In the past five years, the USDA has given the regulation-free green light to approximately 30 genetically modified organisms (GMOs). In these cases, the USDA and its Animal and Plant Health Inspection Service determined that each one of the genetically modified organisms did not necessitate agency regulation. Yang’s modified mushroom is the first CRISPR-edited organism to get this treatment, and as CRISPR continues to make a splash on the science scene, this could be great news for plant pathologists looking to improve our crops at a genetic level.
Yang’s modified mushroom probably got the green light because it does not incorporate any foreign DNA, like the viruses or bacteria which, even when harmless, often trigger federal regulation rules. These kinds of external ingredients were once required in genetic modifications, but gene editing has come a long way since the 1980s and 1990s. But even though the CRISPR-edited mushroom got the go ahead from the USDA, it may still need approval from the Food and Drug Administration before going to market.

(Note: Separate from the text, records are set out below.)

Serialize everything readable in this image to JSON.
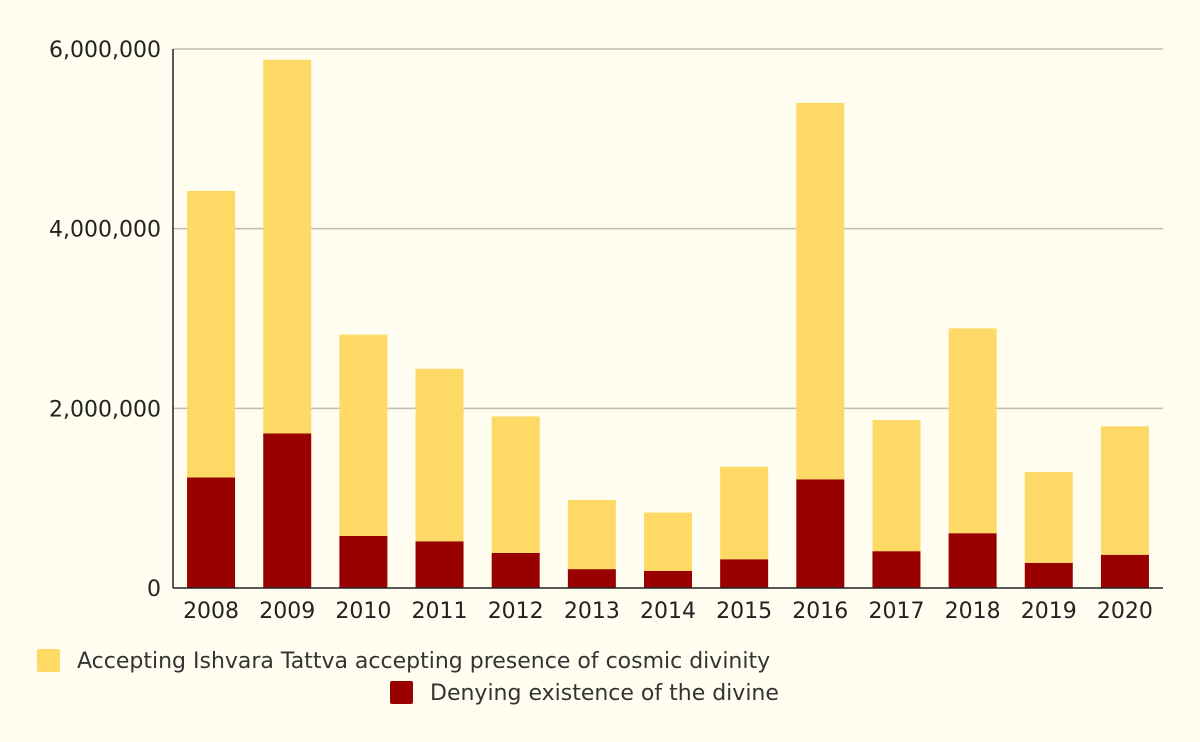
{
  "chart_data": {
    "type": "bar",
    "stacked": true,
    "categories": [
      "2008",
      "2009",
      "2010",
      "2011",
      "2012",
      "2013",
      "2014",
      "2015",
      "2016",
      "2017",
      "2018",
      "2019",
      "2020"
    ],
    "series": [
      {
        "name": "Denying existence of the divine",
        "color": "#990000",
        "values": [
          1230000,
          1720000,
          580000,
          520000,
          390000,
          210000,
          190000,
          320000,
          1210000,
          410000,
          610000,
          280000,
          370000
        ]
      },
      {
        "name": "Accepting Ishvara Tattva accepting presence of cosmic divinity",
        "color": "#ffd966",
        "values": [
          3190000,
          4160000,
          2240000,
          1920000,
          1520000,
          770000,
          650000,
          1030000,
          4190000,
          1460000,
          2280000,
          1010000,
          1430000
        ]
      }
    ],
    "legend_order": [
      1,
      0
    ],
    "ylim": [
      0,
      6000000
    ],
    "yticks": [
      0,
      2000000,
      4000000,
      6000000
    ],
    "ytick_labels": [
      "0",
      "2,000,000",
      "4,000,000",
      "6,000,000"
    ],
    "grid": true,
    "legend_position": "bottom"
  }
}
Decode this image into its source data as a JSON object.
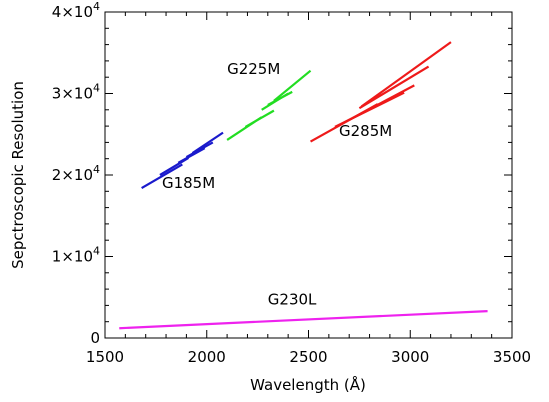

In the meantime, Yang is considering starting a commercial venture to support his effort to genetically remove the browning enzyme from a variety of fruits and vegetables. Genetically-modified apples and potatoes engineered by other researchers have already been approved for market sale, since reducing browning increases shelf-life. So while the United States scurries to reimagine its regulations and rules surrounding GMOs, geneticists continue to plough on with developments that could revolutionize the way we eat.